O INFERNO RECORRENTE DO TOC
Para o transtorno obsessivo-compulsivo, que leva o portador a cumprir tarefas repetitivas, medicamentos e psicoterapia cognitivo-comportamental são suficientes.
Pessoas que sofrem de transtorno obsessivo-compulsivo (TOC) em geral percebem que há algo errado consigo próprias. O diagnóstico preciso, porém, muitas vezes demora. E, depois de identificada a patologia, o caminho ainda é atribulado, o paciente esconde a doença ou não ousa falar dela, e os colegas não entendem seu sofrimento.
Existem diferentes tipos de TOC e modalidades diversas de tratamento. No quadro da terapia cognitivo-comportamental, por exemplo, o médico avalia, antes de mais nada, o tempo perdido nas tarefas repetitivas e prescreve algo para aliviar os sintomas. Tenta identificar as obsessões mais frequentes, anotando-as em uma escala de intensidade que vai de O a 100. Então, ensina o paciente a gerir as situações ansiogênicas, geradoras de obsessão, começando pelas mais “fáceis”.

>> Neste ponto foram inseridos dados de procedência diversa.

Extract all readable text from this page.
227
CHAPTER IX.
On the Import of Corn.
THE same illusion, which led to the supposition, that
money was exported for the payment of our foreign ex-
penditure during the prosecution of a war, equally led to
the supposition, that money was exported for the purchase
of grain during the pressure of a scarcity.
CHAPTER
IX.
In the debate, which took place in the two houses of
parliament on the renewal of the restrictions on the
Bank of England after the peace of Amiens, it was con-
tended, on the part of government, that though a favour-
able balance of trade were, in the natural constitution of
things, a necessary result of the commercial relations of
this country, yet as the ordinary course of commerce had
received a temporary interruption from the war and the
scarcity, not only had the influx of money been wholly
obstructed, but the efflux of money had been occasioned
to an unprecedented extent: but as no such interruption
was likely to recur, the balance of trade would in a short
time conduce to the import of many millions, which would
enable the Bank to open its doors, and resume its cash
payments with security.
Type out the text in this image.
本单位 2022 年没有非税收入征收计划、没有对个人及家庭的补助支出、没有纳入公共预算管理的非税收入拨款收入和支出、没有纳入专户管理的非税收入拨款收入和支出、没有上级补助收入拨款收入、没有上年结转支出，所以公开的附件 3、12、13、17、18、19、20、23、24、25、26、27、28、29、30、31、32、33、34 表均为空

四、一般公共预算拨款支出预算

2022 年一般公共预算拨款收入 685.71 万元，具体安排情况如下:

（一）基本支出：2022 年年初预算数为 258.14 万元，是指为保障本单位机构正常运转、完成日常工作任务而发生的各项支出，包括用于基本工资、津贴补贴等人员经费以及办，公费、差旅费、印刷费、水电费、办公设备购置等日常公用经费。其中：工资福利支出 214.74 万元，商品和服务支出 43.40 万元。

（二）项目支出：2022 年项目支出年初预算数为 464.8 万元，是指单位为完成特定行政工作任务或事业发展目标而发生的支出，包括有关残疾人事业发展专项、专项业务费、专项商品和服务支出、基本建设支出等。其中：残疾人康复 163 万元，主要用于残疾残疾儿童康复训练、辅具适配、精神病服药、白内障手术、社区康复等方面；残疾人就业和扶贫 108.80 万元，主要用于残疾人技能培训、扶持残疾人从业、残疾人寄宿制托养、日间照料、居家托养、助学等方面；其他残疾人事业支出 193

Cerca de 10% da população sofre de TOC, e a incidência em homens e mulheres é semelhante. Para a maioria os primeiros sinais aparecem no final da adolescência ou no início da idade adulta, embora possa se manifestar em crianças. Segundo a gravidade dos sintomas, o transtorno terá repercussões importantes na vida cotidiana do indivíduo. Nos casos extremos, o dia todo é ocupado por obsessões e com pulsões reincidentes. Atividade profissional, estudos e relacionamento social ficam prejudicados. O transtorno se manifesta de maneiras bastante variadas. Laura teme matar o seu bebê desde o dia em que imaginou deixa-lo cair da sacada de seu apartamento. Ela não fica mais sozinha com a criança com medo de lhe fazer mal e verifica inúmeras vezes se as janelas estão bem fechadas. Gerson está obcecado com a ideia de ter sido amaldiçoado depois de desejar uma moça que viu na rua. Ele reza sempre que tem pensamentos obscenos. Beatriz toma um banho de uma hora ao voltar do restaurante onde trabalha como atendente, pois tem medo de contaminação. Daniel parou de dirigir porque quando guiava, ao menor barulho diferente pensava ter atropelado alguém. Em todos esses casos, o temor maior é ser responsável por alguma catástrofe.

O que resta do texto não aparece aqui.